Jules Verne

Son inquiétude devint telle qu'il finit par s'en ouvrir à Serge Ladko.

«Un chaland est-il capable d'aller jusqu'à la mer? demanda-t-il.

--Oui, répondit le pilote. Cela arrive rarement, mais ça se voit cependant.

--Vous en avez conduit vous-même?

--Quelquefois.

--Comment font-ils pour décharger leur cargaison?

--En s'abritant dans une des criques qui existent au delà des bouches, et où des vapeurs viennent les trouver.

--Les bouches, dites-vous. Il y en a plusieurs, en effet.

--Il y a deux branches principales, répondit Serge Ladko. L'une, au Nord, celle de Kilia; l'autre, plus au Sud, celle de Sulina. Cette dernière est la plus importante.

--Cela ne peut-il être pour nous une cause d'erreur? s'enquit Karl Dragoch.

--Non, affirma le pilote. Des gens qui se cachent ne passent pas par Sulina. Nous prendrons le bras du Nord.

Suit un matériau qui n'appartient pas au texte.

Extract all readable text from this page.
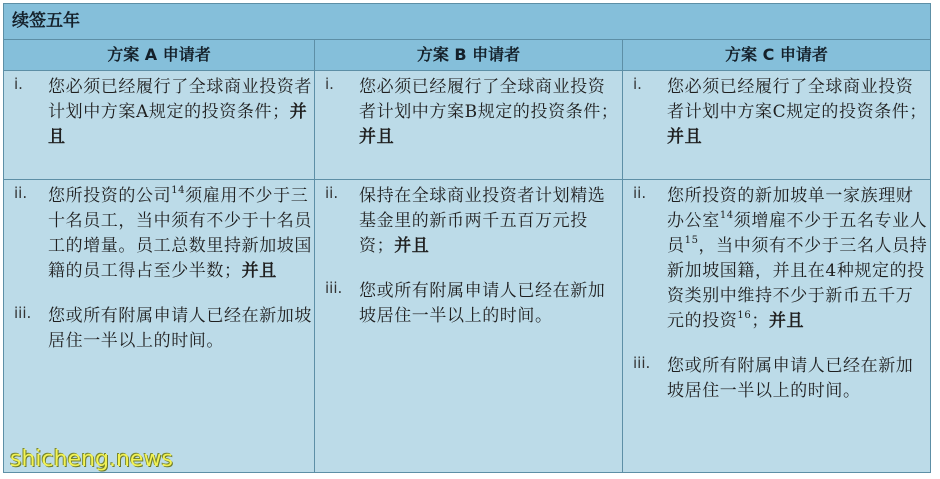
续签五年
方案 A 申请者	方案 B 申请者	方案 C 申请者
i. 您必须已经履行了全球商业投资者计划中方案A规定的投资条件；并且
i. 您必须已经履行了全球商业投资者计划中方案B规定的投资条件；并且
i. 您必须已经履行了全球商业投资者计划中方案C规定的投资条件；并且
ii. 您所投资的公司$^{14}$须雇用不少于三十名员工，当中须有不少于十名员工的增量。员工总数里持新加坡国籍的员工得占至少半数；并且
iii. 您或所有附属申请人已经在新加坡居住一半以上的时间。
ii. 保持在全球商业投资者计划精选基金里的新币两千五百万元投资；并且
iii. 您或所有附属申请人已经在新加坡居住一半以上的时间。
ii. 您所投资的新加坡单一家族理财办公室$^{14}$须增雇不少于五名专业人员$^{15}$，当中须有不少于三名人员持新加坡国籍，并且在4种规定的投资类别中维持不少于新币五千万元的投资$^{16}$；并且
iii. 您或所有附属申请人已经在新加坡居住一半以上的时间。
shicheng.news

Karl Dragoch ne fut qu'à demi rassuré par cette réponse. Pendant que l'on suivrait une route, la bande pouvait parfaitement s'échapper par l'autre. Mais que faire contre cette éventualité, sinon s'en remettre à la chance, puisqu'on ne possédait pas le moyen de surveiller à la fois toutes les bouches du fleuve? Comme s'il eût deviné sa pensée, Serge Ladko compléta son explication de cette manière rassurante:

--D'ailleurs, au delà de la bouche de Kilia, il existe une anse, dans laquelle un chaland peut procéder à un transbordement. Par la bouche de Sulina, il lui faudrait au contraire décharger dans le port de ce nom, qui est situé au bord même de la mer. Quant au bras Saint-Georges, qui coule plus au Sud, il est à peine navigable, bien qu'il soit le plus important au point de vue de la largeur. Aucune erreur n'est donc à craindre.»

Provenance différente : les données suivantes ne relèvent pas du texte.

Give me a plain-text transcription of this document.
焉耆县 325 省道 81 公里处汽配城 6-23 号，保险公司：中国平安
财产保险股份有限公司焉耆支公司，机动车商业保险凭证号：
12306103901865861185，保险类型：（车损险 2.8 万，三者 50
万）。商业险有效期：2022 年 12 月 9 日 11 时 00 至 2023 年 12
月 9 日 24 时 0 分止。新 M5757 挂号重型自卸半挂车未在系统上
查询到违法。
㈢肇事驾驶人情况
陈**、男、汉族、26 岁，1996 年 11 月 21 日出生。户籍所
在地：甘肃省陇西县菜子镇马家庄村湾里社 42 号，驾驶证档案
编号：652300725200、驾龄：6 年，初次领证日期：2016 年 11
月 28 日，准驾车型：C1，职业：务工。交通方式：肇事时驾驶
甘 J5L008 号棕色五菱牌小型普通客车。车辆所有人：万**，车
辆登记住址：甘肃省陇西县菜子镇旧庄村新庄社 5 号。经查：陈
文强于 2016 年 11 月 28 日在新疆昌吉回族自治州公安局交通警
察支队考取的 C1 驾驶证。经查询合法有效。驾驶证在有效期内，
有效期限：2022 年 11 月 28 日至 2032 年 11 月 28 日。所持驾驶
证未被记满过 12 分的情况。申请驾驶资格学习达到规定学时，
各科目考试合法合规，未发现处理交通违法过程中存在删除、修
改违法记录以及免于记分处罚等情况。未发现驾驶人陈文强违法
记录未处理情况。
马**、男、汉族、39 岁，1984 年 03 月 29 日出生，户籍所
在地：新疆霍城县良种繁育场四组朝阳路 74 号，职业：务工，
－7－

Dans la matinée du 14 octobre, le quatrième jour après le départ de Roustchouk, la barge parvint enfin au delta du Danube.

Laissant sur la droite le bras de Sulina, elle s'engagea franchement dans celui de Kilia. A midi, on passait devant Ismaïl, dernière ville de quelque importance que l'on dût rencontrer. Dès les premières heures du lendemain, on déboucherait dans la mer Noire.

Aurait-on rejoint auparavant le chaland de Striga? Rien n'autorisait à le croire. Depuis qu'on avait abandonné le bras principal, la solitude du fleuve était devenue complète. Si loin que s'étendit le regard, plus une voile, plus un panache de fumée. Karl Dragoch était dévoré d'inquiétude.

Quant à Serge Ladko, s'il était inquiet, il n'en laissait rien paraître. Toujours courbé sur l'aviron, il poussait inlassablement la barge de l'avant, attentif à suivre le chenal que seule une longue pratique lui permettait de reconnaître entre les rives basses et marécageuses.

Son courage obstiné devait avoir sa récompense. Dans l'après-midi de ce même jour, vers cinq heures, un chaland apparut enfin, mouillé à une douzaine de kilomètres au-dessous de la ville forte de Kilia. Serge Ladko, arrêtant le mouvement de son aviron, saisit une longue-vue et examina attentivement ce chaland.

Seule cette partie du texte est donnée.